21 colours available

The fourteen finishes cover a wide temperature range and several distinct colour families. Neutrals and near-neutrals: Oat Beige, Oyster Cream, Porcelain White, and Whisper Grey provide the workhorses of the range - colours that fit almost any room without assertion. Steel Grey and Onyx Black add darker neutral options for rooms with a more graphic decorating scheme.

The warmer accent colours - Scarlett Red, Hot Pink, and Primrose Yellow - are less common in budget plain roller ranges and give the Stirlo some reach into rooms that need a bold window treatment. On the cooler side, Duck Egg Blue, Royal Blue, and Sloe Purple cover three distinct blue-to-purple steps. Finally, Olive Green and Vine Green offer two greens at different saturations: Olive is a muted, earthy tone while Vine reads as a more saturated mid-green.

All fourteen finishes appear to share the same from-price, so there are no premium-tier variants in this range - the cost of each colour is the same.

Price by your dimensions

Made to measure from £6.00. Check Blinds By Post for the price at your exact window size.

The from-price of £6.00 places the Stirlo at the entry-level end of the made-to-measure roller market. This reflects the basic construction of the range - a plain fabric roller without a cassette housing. As with all made-to-measure blinds, the price rises with width and drop; wider and taller windows will cost proportionally more. The retailer rounds to standard size increments when calculating the quote, so a recess measurement that falls between sizes will be rounded up to the next standard width.

How it compares

Plain roller fabrics at entry-level prices are available from most UK blind retailers, and construction quality between comparable ranges at this price point tends to be similar. Where the Stirlo is genuinely useful is in the colour range: fourteen options including real accent colours gives considerably more choice than many plain budget rollers, which often offer five or six neutrals and nothing bolder.
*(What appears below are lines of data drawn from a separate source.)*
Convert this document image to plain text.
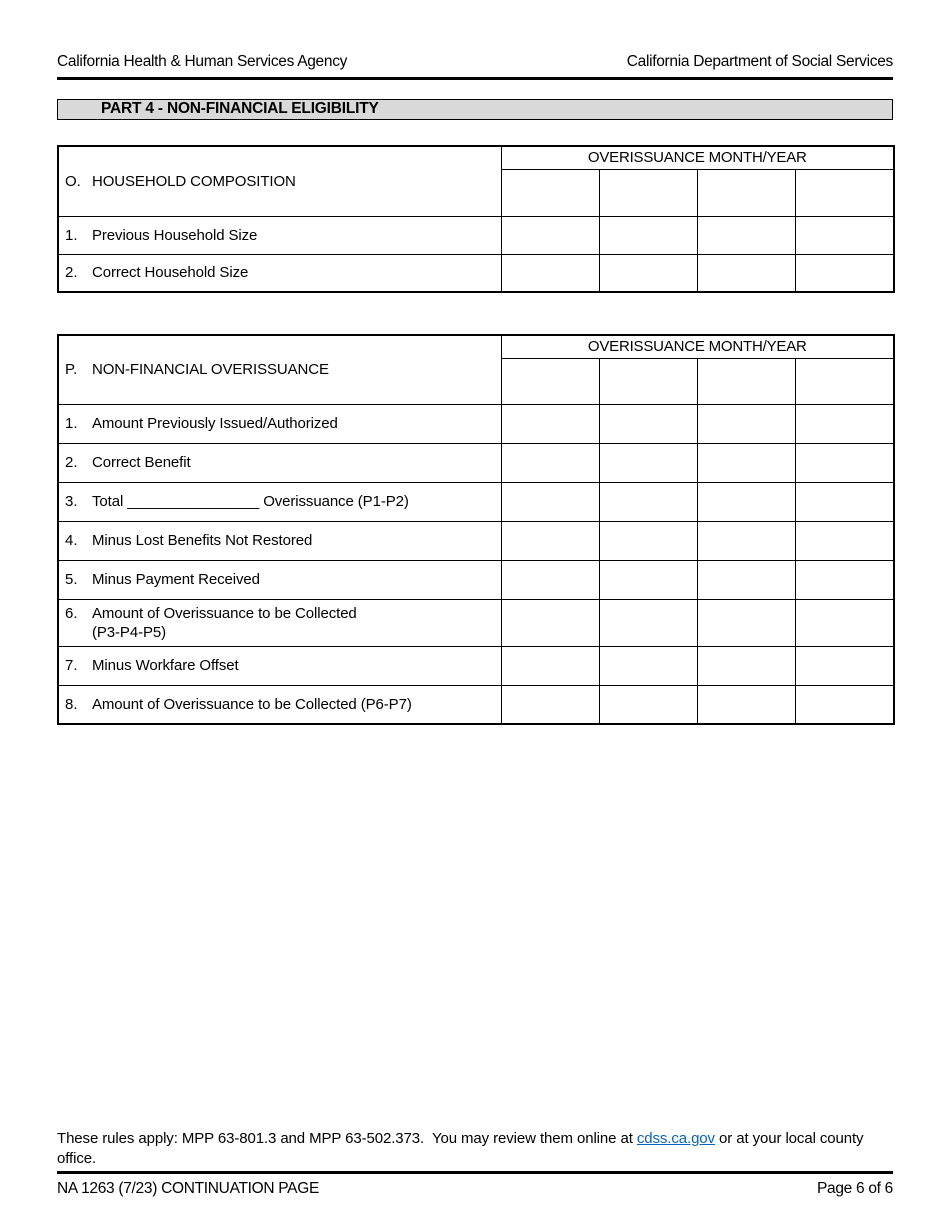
California Health & Human Services Agency	California Department of Social Services
PART 4 - NON-FINANCIAL ELIGIBILITY
O. HOUSEHOLD COMPOSITION	OVERISSUANCE MONTH/YEAR			

1. Previous Household Size				
2. Correct Household Size				
P. NON-FINANCIAL OVERISSUANCE	OVERISSUANCE MONTH/YEAR			

1. Amount Previously Issued/Authorized				
2. Correct Benefit				
3. Total ________________ Overissuance (P1-P2)				
4. Minus Lost Benefits Not Restored				
5. Minus Payment Received				
6. Amount of Overissuance to be Collected
(P3-P4-P5)				
7. Minus Workfare Offset				
8. Amount of Overissuance to be Collected (P6-P7)				

These rules apply: MPP 63-801.3 and MPP 63-502.373.  You may review them online at cdss.ca.gov or at your local county office.

NA 1263 (7/23) CONTINUATION PAGE	Page 6 of 6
If you need blackout performance rather than colour choice, a roller with an explicitly blackout-rated fabric would be a more reliable starting point - the Stirlo's opacity is unconfirmed. If you want a neater appearance when the blind is raised, a cassette roller - which encloses the tube and rolled fabric in a top housing - gives a cleaner overhead look at a modest price premium. And if you want a more decorative window treatment altogether, a Roman blind in a textured or patterned fabric will give a softer, more layered appearance than any flat roller can.